As pessoas que ambicionam estar dentro das tendências do momento precisam lidar com um grande volume de compras mensais para se adequar a cada uma das peças que estão aparecendo diariamente em suas telas como a tendência do momento. E para lidar com essas compras em excesso, muitas pessoas recorrem às marcas que vendem os produtos que se adequem ao combo: dentro das tendências do momento e com um preço relativamente baixo.


Essas peças podem até terem um saldo positivo na questão financeira, mas elas têm um custo bem negativo que vai contra toda a onda de sustentabilidade e questões sociais, que foram dois assuntos colocados em pauta nos últimos anos. O histórico dessas marcas que se adequam ao ultra fast fashion são nebulosas e nada certeiras: afinal, direitos trabalhistas e preocupação com o meio ambiente não combinam com o modo de operação dessa nova onda de consumo rápido.


“É difícil a gente dividir hoje mundo digital do mundo físico. As redes também operam dentro desta mesma lógica do Fast Fashion, da aceleração, de uma alta produtividade, de uma maior margem de lucro, de cada vez mais pessoas trabalhando para conduzir o processo. Então, se a gente for parar para pensar, a logística é praticamente a mesma”, é o que explica Julia Codogno, comunicadora de moda e sustentabilidade.


Um exemplo de marca que se adequa ao ultra fast fashion e todo o novo sistema de tendências é a própria Shein, queridinha da Geração Z. De acordo com uma notícia produzida por Lora Jones para a BBC em novembro de 2021, a Shein adiciona cerca de 6 mil novos itens ao seu catálogo digital diariamente, com um preço médio de R$ 58 por produto. 


Na aba “Sobre Nós” do próprio site da Shein, é possível observar como a marca é focada justamente no aproveitamento do cenário em que as tendências são criadas quase diariamente: “Quando a empresa foi fundada em 2012, percebemos que as empresas de moda tinham que escolher entre oferecer escolha ou reduzir a pressão de estoque e o desperdício. Para mudar isso, [fomos] liderando o desenvolvimento de processos e tecnologias alternativas para trazer a moda para o futuro”.
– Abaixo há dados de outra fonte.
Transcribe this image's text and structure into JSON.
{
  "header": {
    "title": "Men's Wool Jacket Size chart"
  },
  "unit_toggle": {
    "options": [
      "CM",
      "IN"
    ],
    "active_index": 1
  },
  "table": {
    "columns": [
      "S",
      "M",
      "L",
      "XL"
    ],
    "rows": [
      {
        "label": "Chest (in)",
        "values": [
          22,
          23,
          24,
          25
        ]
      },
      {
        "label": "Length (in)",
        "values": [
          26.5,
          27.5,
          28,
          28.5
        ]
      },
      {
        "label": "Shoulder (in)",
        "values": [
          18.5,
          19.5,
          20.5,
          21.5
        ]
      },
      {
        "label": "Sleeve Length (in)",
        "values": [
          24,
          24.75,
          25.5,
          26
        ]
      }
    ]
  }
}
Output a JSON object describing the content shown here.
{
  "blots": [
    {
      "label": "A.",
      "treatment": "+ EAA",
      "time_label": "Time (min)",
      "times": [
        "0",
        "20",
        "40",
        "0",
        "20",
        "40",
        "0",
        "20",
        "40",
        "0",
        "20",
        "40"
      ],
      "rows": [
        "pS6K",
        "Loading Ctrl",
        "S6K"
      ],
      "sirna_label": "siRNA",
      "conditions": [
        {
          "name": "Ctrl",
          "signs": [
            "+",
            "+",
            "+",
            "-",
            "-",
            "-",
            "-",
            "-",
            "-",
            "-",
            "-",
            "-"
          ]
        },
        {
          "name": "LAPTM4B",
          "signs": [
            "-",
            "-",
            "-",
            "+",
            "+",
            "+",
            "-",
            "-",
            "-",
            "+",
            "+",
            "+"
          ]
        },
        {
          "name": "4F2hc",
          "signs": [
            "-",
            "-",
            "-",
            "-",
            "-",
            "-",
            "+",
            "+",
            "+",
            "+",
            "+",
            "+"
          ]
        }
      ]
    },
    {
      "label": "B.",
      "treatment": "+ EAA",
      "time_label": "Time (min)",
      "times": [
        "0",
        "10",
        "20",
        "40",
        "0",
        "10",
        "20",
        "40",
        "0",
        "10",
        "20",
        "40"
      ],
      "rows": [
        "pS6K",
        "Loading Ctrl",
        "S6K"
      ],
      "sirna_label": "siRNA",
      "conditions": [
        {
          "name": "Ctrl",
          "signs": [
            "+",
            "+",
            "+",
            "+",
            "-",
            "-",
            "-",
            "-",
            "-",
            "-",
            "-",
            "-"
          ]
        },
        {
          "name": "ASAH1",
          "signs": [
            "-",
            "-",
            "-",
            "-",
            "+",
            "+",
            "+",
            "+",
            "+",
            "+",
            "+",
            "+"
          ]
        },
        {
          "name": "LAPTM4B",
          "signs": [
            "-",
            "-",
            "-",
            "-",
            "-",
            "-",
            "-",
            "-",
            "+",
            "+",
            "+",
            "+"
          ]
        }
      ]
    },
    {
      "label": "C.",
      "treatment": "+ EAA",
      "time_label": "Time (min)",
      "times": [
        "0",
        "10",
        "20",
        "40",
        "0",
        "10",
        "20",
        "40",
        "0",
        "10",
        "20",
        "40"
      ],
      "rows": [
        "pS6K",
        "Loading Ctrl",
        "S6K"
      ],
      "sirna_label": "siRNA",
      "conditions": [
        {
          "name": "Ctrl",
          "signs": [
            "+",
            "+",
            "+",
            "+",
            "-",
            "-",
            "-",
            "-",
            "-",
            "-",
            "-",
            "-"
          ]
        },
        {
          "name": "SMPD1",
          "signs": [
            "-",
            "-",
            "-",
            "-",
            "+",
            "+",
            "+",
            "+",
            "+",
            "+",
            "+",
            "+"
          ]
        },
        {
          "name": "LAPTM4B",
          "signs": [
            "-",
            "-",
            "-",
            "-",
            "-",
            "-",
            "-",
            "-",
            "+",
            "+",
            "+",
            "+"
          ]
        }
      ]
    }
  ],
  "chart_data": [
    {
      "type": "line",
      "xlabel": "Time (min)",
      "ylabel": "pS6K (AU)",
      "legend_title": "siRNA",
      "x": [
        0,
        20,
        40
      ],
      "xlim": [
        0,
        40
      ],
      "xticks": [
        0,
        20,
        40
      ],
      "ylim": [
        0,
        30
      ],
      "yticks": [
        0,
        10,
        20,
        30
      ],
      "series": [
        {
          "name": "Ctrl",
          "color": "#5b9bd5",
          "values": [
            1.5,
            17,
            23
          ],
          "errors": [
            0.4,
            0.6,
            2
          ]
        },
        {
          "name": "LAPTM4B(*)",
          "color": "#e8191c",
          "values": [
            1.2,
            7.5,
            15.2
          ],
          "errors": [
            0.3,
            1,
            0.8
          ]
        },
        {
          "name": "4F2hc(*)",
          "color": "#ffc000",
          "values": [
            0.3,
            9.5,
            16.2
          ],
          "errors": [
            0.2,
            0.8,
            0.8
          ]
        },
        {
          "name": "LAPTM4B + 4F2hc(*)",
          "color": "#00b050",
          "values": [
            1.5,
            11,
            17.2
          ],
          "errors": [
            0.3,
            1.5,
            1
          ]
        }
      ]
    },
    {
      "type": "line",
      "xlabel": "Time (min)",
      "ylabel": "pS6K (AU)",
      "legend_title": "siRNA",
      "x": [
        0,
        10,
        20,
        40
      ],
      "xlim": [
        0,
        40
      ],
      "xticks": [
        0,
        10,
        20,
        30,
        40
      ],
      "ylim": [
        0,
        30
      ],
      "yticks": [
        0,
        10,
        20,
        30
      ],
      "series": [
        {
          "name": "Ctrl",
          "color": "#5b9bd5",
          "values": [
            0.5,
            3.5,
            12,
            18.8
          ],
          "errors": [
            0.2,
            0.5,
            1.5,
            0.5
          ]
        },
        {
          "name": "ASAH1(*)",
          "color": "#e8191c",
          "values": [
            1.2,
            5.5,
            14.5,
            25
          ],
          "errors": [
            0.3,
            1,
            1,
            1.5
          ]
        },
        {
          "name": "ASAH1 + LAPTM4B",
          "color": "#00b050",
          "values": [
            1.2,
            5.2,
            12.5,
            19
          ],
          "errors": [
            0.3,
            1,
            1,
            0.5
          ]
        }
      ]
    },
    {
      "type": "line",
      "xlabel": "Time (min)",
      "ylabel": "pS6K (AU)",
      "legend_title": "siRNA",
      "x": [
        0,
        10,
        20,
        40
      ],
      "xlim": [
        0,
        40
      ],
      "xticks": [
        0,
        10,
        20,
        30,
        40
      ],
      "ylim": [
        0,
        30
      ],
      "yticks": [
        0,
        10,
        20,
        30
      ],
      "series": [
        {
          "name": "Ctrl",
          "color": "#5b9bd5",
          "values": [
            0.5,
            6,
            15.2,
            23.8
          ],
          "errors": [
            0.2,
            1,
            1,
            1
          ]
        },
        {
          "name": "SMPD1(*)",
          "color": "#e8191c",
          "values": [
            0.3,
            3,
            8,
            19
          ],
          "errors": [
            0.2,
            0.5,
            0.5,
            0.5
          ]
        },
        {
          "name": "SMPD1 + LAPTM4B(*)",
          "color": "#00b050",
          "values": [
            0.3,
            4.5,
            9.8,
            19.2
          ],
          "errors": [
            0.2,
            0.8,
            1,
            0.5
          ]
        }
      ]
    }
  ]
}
Através destas pesquisas, é possível ver a relevância e a grandiosidade da marca – principalmente por terem se adaptado tão bem às redes sociais. No TikTok, ao buscar pela hashtag #Shein, não fica difícil encontrar diversos conteúdos relacionados a marca: unboxing; como eram as peças no anúncio e como elas chegaram; roupas que estão no app por um preço baixo e são similares a peças de grifes; como construir determinado look usando peças somente da marca chinesa. Pensando no contexto nacional, um case perfeito para demonstrar o que vimos até aqui é a proposta da marca C&A de criar uma mini coleção a cada 24 horas. Os produtos seriam baseados nas hashtags mais usadas ou nos assuntos que viralizaram.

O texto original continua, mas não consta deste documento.